According to its most recent annual financial report, dated June 29, the guild collected $41,585,533 in member dues and initiation fees in the year before the strike began – an all-time high that was up 24.6% from the prior year’s $33,374,582, and 14.6% higher than the previous record-high of $35,978,198 for the fiscal year that ended just as the Covid pandemic was beginning in March 2020. Inflation, however, accounts for part of those percentage increases.

Unlike all past years, the latest annual report left out what the guild calls “The Marketplace for Writers,” a detailed overview of members’ employment, residuals and earnings from all income streams.

By excluding its marketplace data from this year’s annual report (read it here), the guild has kept prying eyes from viewing the latest employment, earnings and residuals data. The password-protected site is for members only, but the data inevitable finds its way into the press around this time of year. But not this year.

Pre-Strike Writer Employment Surge?

Last fiscal year’s record-setting earnings may not necessarily indicate writers were doing all that much better than before the strike, but rather may be indicative of a pre-strike production speed-up, as was the case before the last WGA strike, a 100-day affair that lasted from November 5, 2007 to February 12, 2008.

Fifteen years ago, in its annual report for the fiscal year ending March 31, 2008, the guild said that “For a calendar year of writing truncated to ten months by the 2007 strike, earnings reported by WGAW writers surprisingly reached a new all-time record. This high-point reflected accelerated work on feature film scripts in anticipation of the squeeze between the potential WGA and SAG strikes. Thus, a trend cannot be expected. Television earnings declined, reflecting the loss of two months of television series production. What’s more, the number of writers employed continued to stagnate.”

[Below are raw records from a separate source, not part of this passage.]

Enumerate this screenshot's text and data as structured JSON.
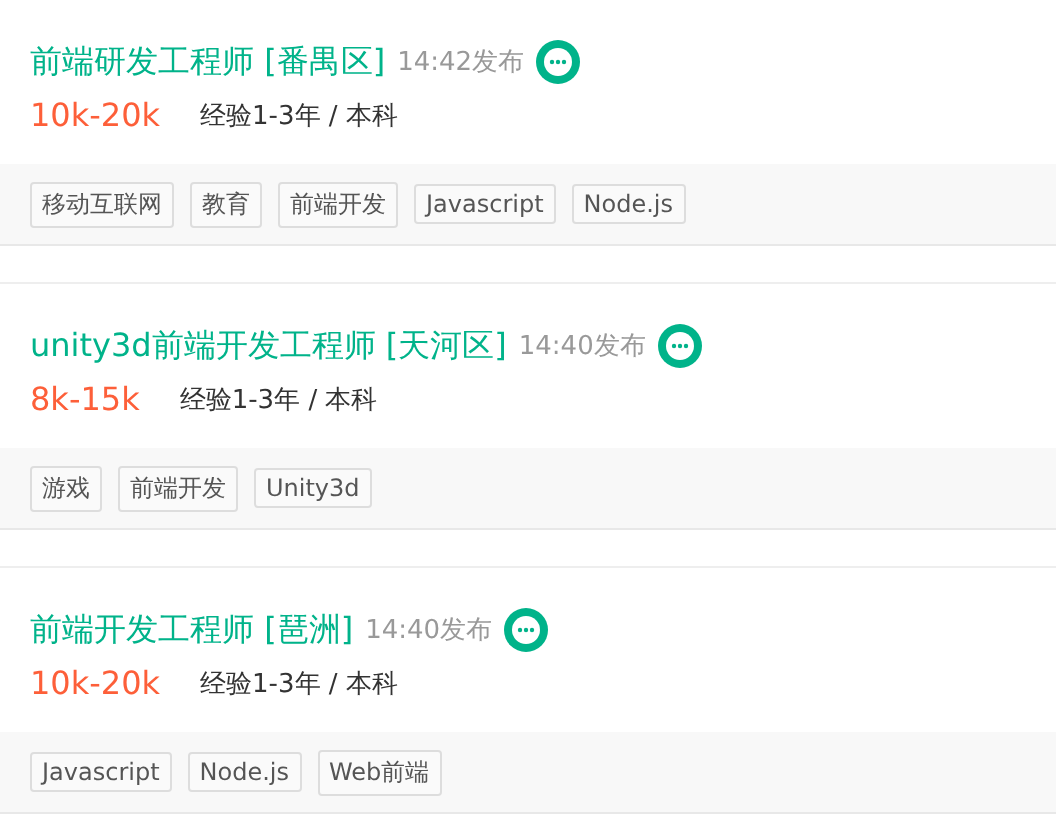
{
  "jobs": [
    {
      "title": "前端研发工程师 [番禺区]",
      "time": "14:42发布",
      "salary": "10k-20k",
      "requirement": "经验1-3年 / 本科",
      "tags": [
        "移动互联网",
        "教育",
        "前端开发",
        "Javascript",
        "Node.js"
      ]
    },
    {
      "title": "unity3d前端开发工程师 [天河区]",
      "time": "14:40发布",
      "salary": "8k-15k",
      "requirement": "经验1-3年 / 本科",
      "tags": [
        "游戏",
        "前端开发",
        "Unity3d"
      ]
    },
    {
      "title": "前端开发工程师 [琶洲]",
      "time": "14:40发布",
      "salary": "10k-20k",
      "requirement": "经验1-3年 / 本科",
      "tags": [
        "Javascript",
        "Node.js",
        "Web前端"
      ]
    }
  ]
}
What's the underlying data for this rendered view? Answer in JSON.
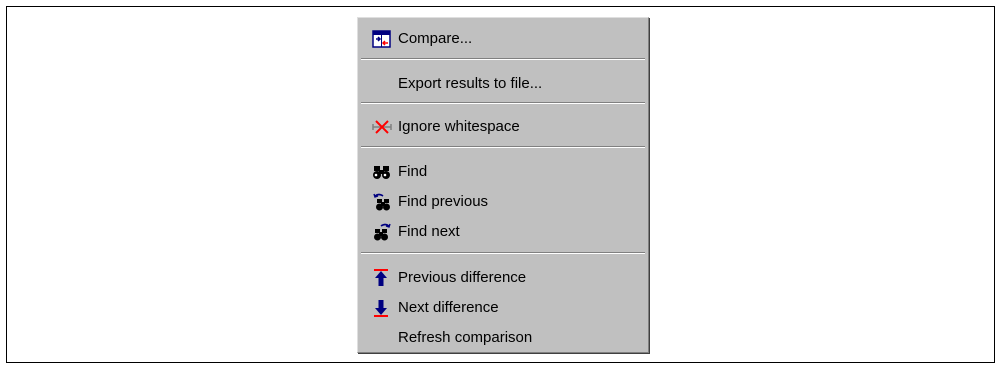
{
  "context_menu": {
    "items": [
      {
        "label": "Compare...",
        "icon": "compare-icon"
      },
      {
        "label": "Export results to file...",
        "icon": null
      },
      {
        "label": "Ignore whitespace",
        "icon": "ignore-whitespace-icon"
      },
      {
        "label": "Find",
        "icon": "binoculars-icon"
      },
      {
        "label": "Find previous",
        "icon": "find-previous-icon"
      },
      {
        "label": "Find next",
        "icon": "find-next-icon"
      },
      {
        "label": "Previous difference",
        "icon": "arrow-up-icon"
      },
      {
        "label": "Next difference",
        "icon": "arrow-down-icon"
      },
      {
        "label": "Refresh comparison",
        "icon": null
      }
    ]
  },
  "colors": {
    "menu_background": "#c0c0c0",
    "icon_blue": "#000080",
    "icon_red": "#ff0000"
  }
}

The Screen Actors Guild didn’t go out on strike back then, but SAG-AFTRA is now in the fourth day of its first strike against the film and TV industry since 1980, and the first at the same time with writers since 1960.

Back during the last strike, the WGA West didn’t have the option of omitting its marketplace data because that strike began and ended between the dates of its annual reports.

WGA’s Operating Surplus & Strike Fund

In its latest annual report, the guild said that its “financial position at the end of the fiscal year was strong,” ending with total net assets of over $99.7 million. The guild had an operating surplus for the fiscal year of $7.5 million, based on total revenues of just over $45.6 million. The financial report does not reflect the financial impact of the ongoing MBA work stoppage, which began on May 2, 2023.”

The latest annual report also notes that prior to the strike the guild had a strike fund totaling $19,297,571, all of which had been set aside to provide loans or grants to members adversely affected by a work stoppage. That’s more than double the $9.2 million it had set aside in a strike fund in advance of the 100-day strike of 2007-2008, so the guild appears to be well-positioned to withstand a strike this time even longer than the last one.

Dues are a good indication of earnings because they’re calculated at 1.5% of covered earnings – including residuals – plus “basic dues” of $25 per quarter payable even if a member has no compensation or residuals in the quarter.

According to its latest financial report filed with the U.S. Department of Labor, known as LM-2s, the WGA West has 25,120 dues-paying members, of which 11,810 are deemed “current” and eligible to vote in the guild’s upcoming elections. So at $100 a year, “basic dues” account for about $2.5 million of the total collected each year.

The WGA West notes that it also administers a residuals distribution program and performs other services on behalf of writers represented by WGA East, noting, “WGAE pays to WGAW as compensation for these services 13.25% of screenwriter and certain television writer dues revenue WGAE collects each calendar quarter.”